Giedo van der Garde: Es ist ziemlich gut gelaufen. Als Rookie ist es nicht einfach, in die Formel 1 aufzusteigen, besonders in diesem Jahr. Man muss so viel wie möglich lernen und das mache ich gerade. Zum Glück ist mein Team darin sehr gut, sie haben sehr viele Möglichkeiten, um mir viel beizubringen und mich zu verbessern. Wir haben in der ersten Saisonhälfte gutes Potenzial gezeigt, etwa das Erreichen von Q2 in Monaco.

Im Rennen habe ich noch etwas Schwierigkeiten, aber wir dürfen nicht vergessen, dass die Reifen in diesem Jahr sehr kompliziert sind. Wir müssen uns zum Vergleich doch nur Sergio Perez ansehen. Im vergangenen Jahr gehörte er zu den Fahrern, die sehr gut mit den Reifen umgingen - jetzt hat er große Probleme damit. Mir geht es diesbezüglich im Rennen genauso wie ihm. Es ist nicht einfach, die Reifen zu verstehen und sie im Rennen so lange wie möglich einzusetzen. Daran müssen wir noch arbeiten.

Du warst in der Vergangenheit bei einigen Formel-1-Teams Test- und Ersatzfahrer. Wie hat sich deine Rolle über die Jahre hinweg entwickelt?
Giedo van der Garde: Um ehrlich zu sein, waren die Rollen, die ich in der Vergangenheit ausgefüllt habe, nicht so professionell wie ich sie im vergangenen Jahr erstmals hier in diesem Team übernommen habe. Ich war bereits Teil der Caterham-Familie in der GP2 und das Team hat dafür gesorgt, dass ich auch ins Formel-1-Team hineinwachsen konnte. In der GP2 war das Team nicht besonders gut, aber ich habe ihnen mit viel Wissen geholfen und es mitaufgebaut. Unser Auto konnte um Rennsiege kämpfen. In diesem Bereich war ich im letzten Jahr sehr zufrieden. Gleichzeitig konnte ich als Freitagstestfahrer für das Formel-1-Team viel lernen. Das war eine echt gute Sache. Ich habe mich im Verlauf des Jahres sehr gesteigert und in der Schlussphase der Saison einen guten Speed gezeigt. Natürlich war es ein fantastischer Moment, als ich das Cockpit für diese Saison erhalten habe.

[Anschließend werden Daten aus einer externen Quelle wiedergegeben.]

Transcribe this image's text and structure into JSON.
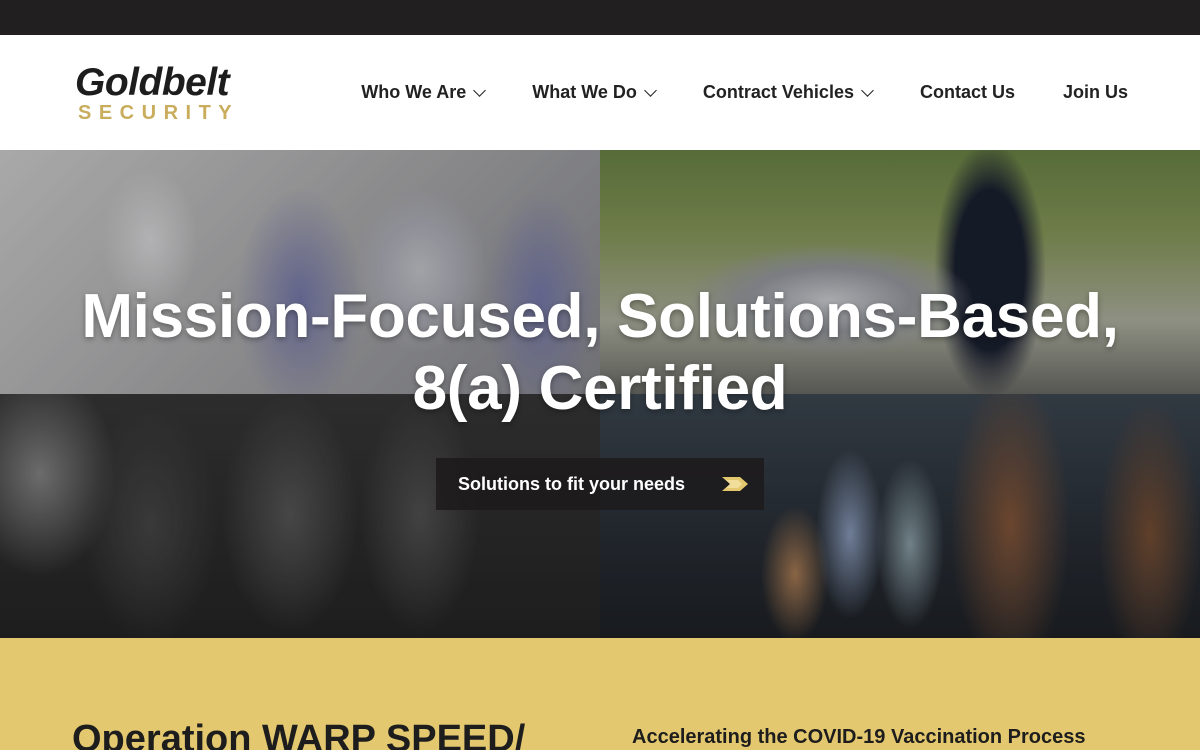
{
  "brand": {
    "name": "Goldbelt",
    "sub": "SECURITY",
    "colors": {
      "gold": "#e3c86f",
      "logo_gold": "#c9ad5d",
      "dark": "#211f20"
    }
  },
  "nav": {
    "items": [
      {
        "label": "Who We Are",
        "has_dropdown": true
      },
      {
        "label": "What We Do",
        "has_dropdown": true
      },
      {
        "label": "Contract Vehicles",
        "has_dropdown": true
      },
      {
        "label": "Contact Us",
        "has_dropdown": false
      },
      {
        "label": "Join Us",
        "has_dropdown": false
      }
    ]
  },
  "hero": {
    "title_line1": "Mission-Focused, Solutions-Based,",
    "title_line2": "8(a) Certified",
    "cta_label": "Solutions to fit your needs",
    "cta_icon": "arrow-right-icon"
  },
  "section": {
    "heading": "Operation WARP SPEED/",
    "subheading": "Accelerating the COVID-19 Vaccination Process"
  }
}
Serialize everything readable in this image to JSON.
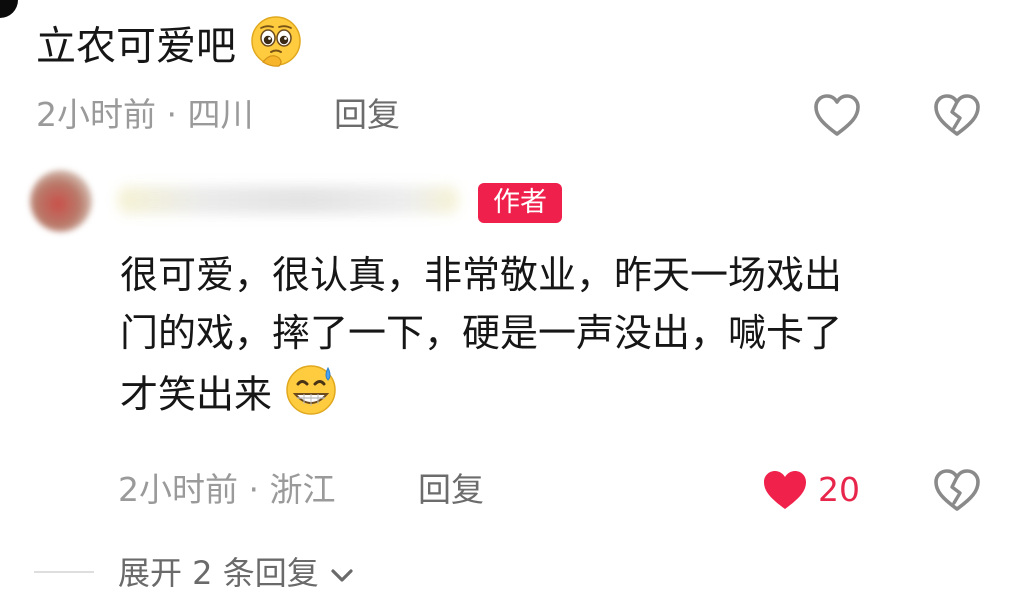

Giedo van der Garde kam auf Umwegen in die Formel 1, Foto: Sutton
Giedo van der Garde kam auf Umwegen in die Formel 1, Foto: Sutton

Hat dir die Erfahrung aus den Vorjahren viel geholfen?
Giedo van der Garde: Ich glaube schon. Was ich im letzten Jahr an den Freitagen gegen Saisonende gelernt habe, hat mir viel geholfen. Das war, wie gesagt, eine sehr gute Erfahrung für mich. Andererseits sind die Reifen in diesem Jahr ganz anders. Das ist immer noch eine schwierige Aufgabe, die wir lösen müssen.

Was war für dich am schwierigsten zu lernen in diesem Jahr? Sind es die Reifen oder doch das Qualifying oder gar die Rennstrategien?
Giedo van der Garde: Das ist ganz klar der Umgang mit den Reifen. Sie sind einfach ganz anders als im vergangenen Jahr. In meinen Augen habe ich in den Qualifyings eine gute Pace gezeigt, in den Rennen gibt es aber noch einige Bereiche, in denen ich mich noch steigern muss. Das gehe ich Schritt für Schritt an.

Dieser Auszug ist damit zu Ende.